Figure 3.2: Comparison of Force/Torque Curves for Diffusion-C with and Without Compliant Adjustment Strategy
Figure 3.3: Comparison of Force/Torque Curves for Diffusion-M with and Without Compliant Adjustment Strategy
3.2 Model Performance Evaluation and Comparison
The following four quantitative indicators were designed:
- Success Rate: the ratio of the number of successful peeling tasks performed to the total number of tasks performed.
- Peeling Length: the mean and standard deviation of the statistical peeling length in successfully completed peeling tasks.
- Total Movement Efficiency: the mean and standard deviation of 100 time points divided by the total time points of the positioning and peeling phases were counted. The expression is:
$$ \begin{aligned} \text{motion_efficiency} &= \frac{100}{\text{time_step_total}}\\ \text{time_step_total} &= \frac{t_{\text{locate}}+t_{\text{peel}}}{t_{\text{send}}+t_{\text{inference}}+t_{\text{move}}} \end{aligned} $$
- Peeling Efficiency: the peeling length is divided by the time points of the peeling phase, i.e. the peeling length per unit time step, and its mean and standard deviation are counted. The expression is:
$$ \begin{aligned} \text{peeling_efficiency} &= \frac{\text{length}}{\text{time_step_peel}}\\ \text{time_step_peel} &= \frac{t_{\text{peel}}}{t_{\text{send}}+t_{\text{inference}}+t_{\text{move}}} \end{aligned} $$
Figure 3.4: Peeling Task Stage Division
In order to fully evaluate the performance of the Diffusion-C and Diffusion-M models with and without the compliant adjustment strategy, we performed 32 peeling inference tasks for each of the four model combinations. Figure 3.5 illustrates a visual record of some of the test results.

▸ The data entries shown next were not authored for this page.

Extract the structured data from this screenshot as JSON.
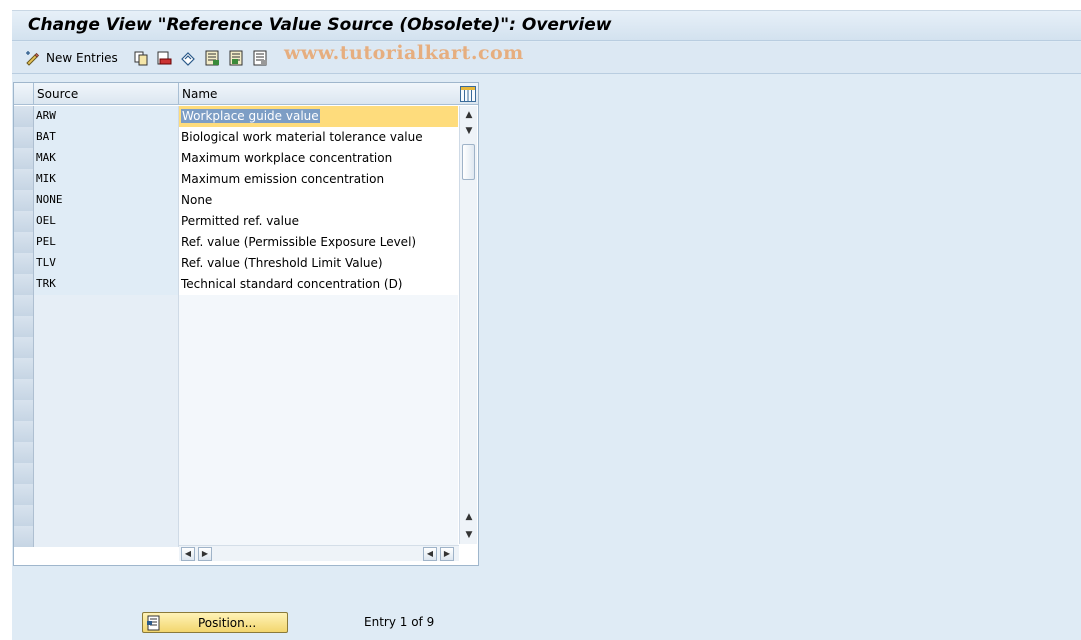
{
  "window": {
    "title": "Change View \"Reference Value Source (Obsolete)\": Overview"
  },
  "toolbar": {
    "new_entries_label": "New Entries",
    "watermark": "www.tutorialkart.com",
    "icons": [
      "edit-pencil-icon",
      "copy-icon",
      "delete-icon",
      "undo-icon",
      "select-all-icon",
      "select-block-icon",
      "deselect-all-icon"
    ]
  },
  "table": {
    "columns": [
      "Source",
      "Name"
    ],
    "rows": [
      {
        "source": "ARW",
        "name": "Workplace guide value"
      },
      {
        "source": "BAT",
        "name": "Biological work material tolerance value"
      },
      {
        "source": "MAK",
        "name": "Maximum workplace concentration"
      },
      {
        "source": "MIK",
        "name": "Maximum emission concentration"
      },
      {
        "source": "NONE",
        "name": "None"
      },
      {
        "source": "OEL",
        "name": "Permitted ref. value"
      },
      {
        "source": "PEL",
        "name": "Ref. value (Permissible Exposure Level)"
      },
      {
        "source": "TLV",
        "name": "Ref. value (Threshold Limit Value)"
      },
      {
        "source": "TRK",
        "name": "Technical standard concentration (D)"
      }
    ],
    "empty_rows": 12
  },
  "footer": {
    "position_button_label": "Position...",
    "entry_info": "Entry 1 of 9"
  },
  "colors": {
    "background": "#dfebf5",
    "selection_highlight": "#fedc7c",
    "selected_text_bg": "#7d9ec5",
    "watermark": "#e8a46b",
    "position_button": "#f2d66e"
  }
}
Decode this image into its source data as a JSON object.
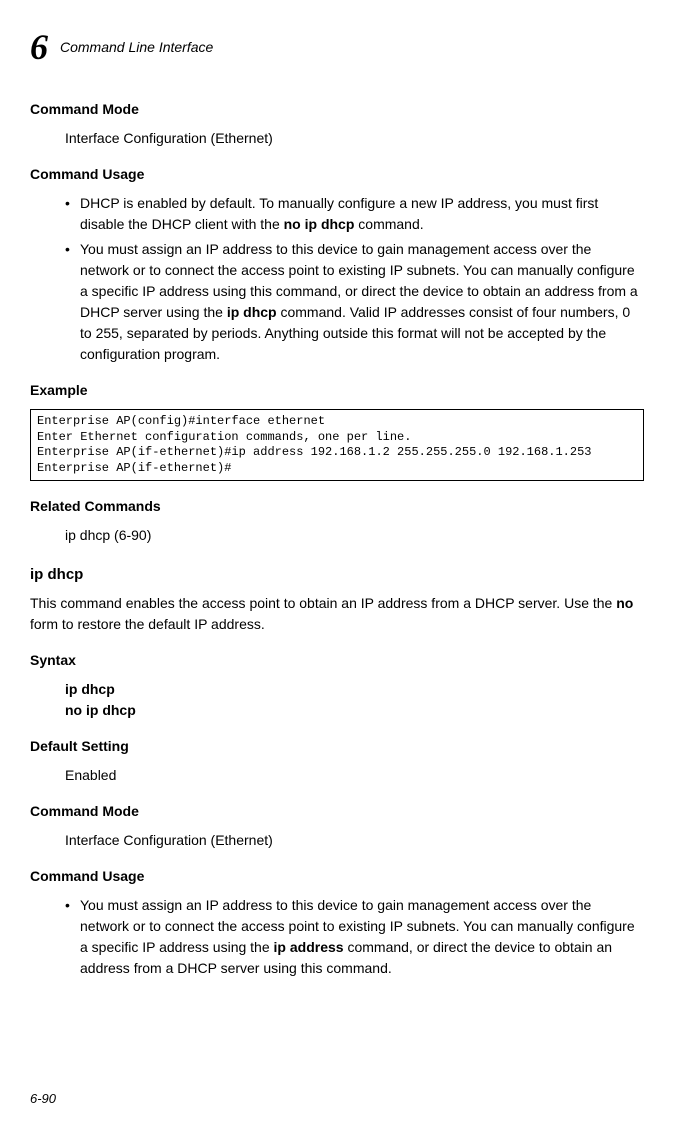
{
  "header": {
    "chapter_number": "6",
    "chapter_title": "Command Line Interface"
  },
  "section1": {
    "cmdmode_heading": "Command Mode",
    "cmdmode_text": "Interface Configuration (Ethernet)",
    "cmdusage_heading": "Command Usage",
    "bullet1_pre": "DHCP is enabled by default. To manually configure a new IP address, you must first disable the DHCP client with the ",
    "bullet1_bold": "no ip dhcp",
    "bullet1_post": " command.",
    "bullet2_pre": "You must assign an IP address to this device to gain management access over the network or to connect the access point to existing IP subnets. You can manually configure a specific IP address using this command, or direct the device to obtain an address from a DHCP server using the ",
    "bullet2_bold": "ip dhcp",
    "bullet2_post": " command. Valid IP addresses consist of four numbers, 0 to 255, separated by periods. Anything outside this format will not be accepted by the configuration program.",
    "example_heading": "Example",
    "code": "Enterprise AP(config)#interface ethernet\nEnter Ethernet configuration commands, one per line.\nEnterprise AP(if-ethernet)#ip address 192.168.1.2 255.255.255.0 192.168.1.253\nEnterprise AP(if-ethernet)#",
    "related_heading": "Related Commands",
    "related_text": "ip dhcp (6-90)"
  },
  "section2": {
    "cmd_name": "ip dhcp",
    "desc_pre": "This command enables the access point to obtain an IP address from a DHCP server. Use the ",
    "desc_bold": "no",
    "desc_post": " form to restore the default IP address.",
    "syntax_heading": "Syntax",
    "syntax_line1": "ip dhcp",
    "syntax_line2": "no ip dhcp",
    "default_heading": "Default Setting",
    "default_text": "Enabled",
    "cmdmode_heading": "Command Mode",
    "cmdmode_text": "Interface Configuration (Ethernet)",
    "cmdusage_heading": "Command Usage",
    "bullet1_pre": "You must assign an IP address to this device to gain management access over the network or to connect the access point to existing IP subnets. You can manually configure a specific IP address using the ",
    "bullet1_bold": "ip address",
    "bullet1_post": " command, or direct the device to obtain an address from a DHCP server using this command."
  },
  "footer": {
    "page_number": "6-90"
  }
}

Figure 3.5: Partial Peeling Test Results Record
Table 3.1 demonstrates the statistics of the four quantitative indicators. Figures 3.6, 3.7 and 3.8 show the distribution of peeling length, total motion efficiency and peeling efficiency respectively.
Table 3.1: Comparison of Quantitative Indicators
Figure 3.6: Distribution of Peeling Length
Figure 3.7: Distribution of Total Motion Efficiency
Figure 3.8: Distribution of Peeling Efficiency
From the comparison, we draw the following conclusions:
- Diffusion-C demonstrates more stable performance, while Diffusion-M yields more visually impressive results but suffers from reduced consistency.
- Compliant adjustment significantly improves system stability, though it compromises the “brute-force” effects to some extent.
- Diffusion-C is more time-efficient overall.
- Diffusion-C produces more conservative position outputs, where incorporating force prediction helps accelerate the peeling process; in contrast, Diffusion-M generates more aggressive motions, and force prediction helps slow down the process and enhance stability.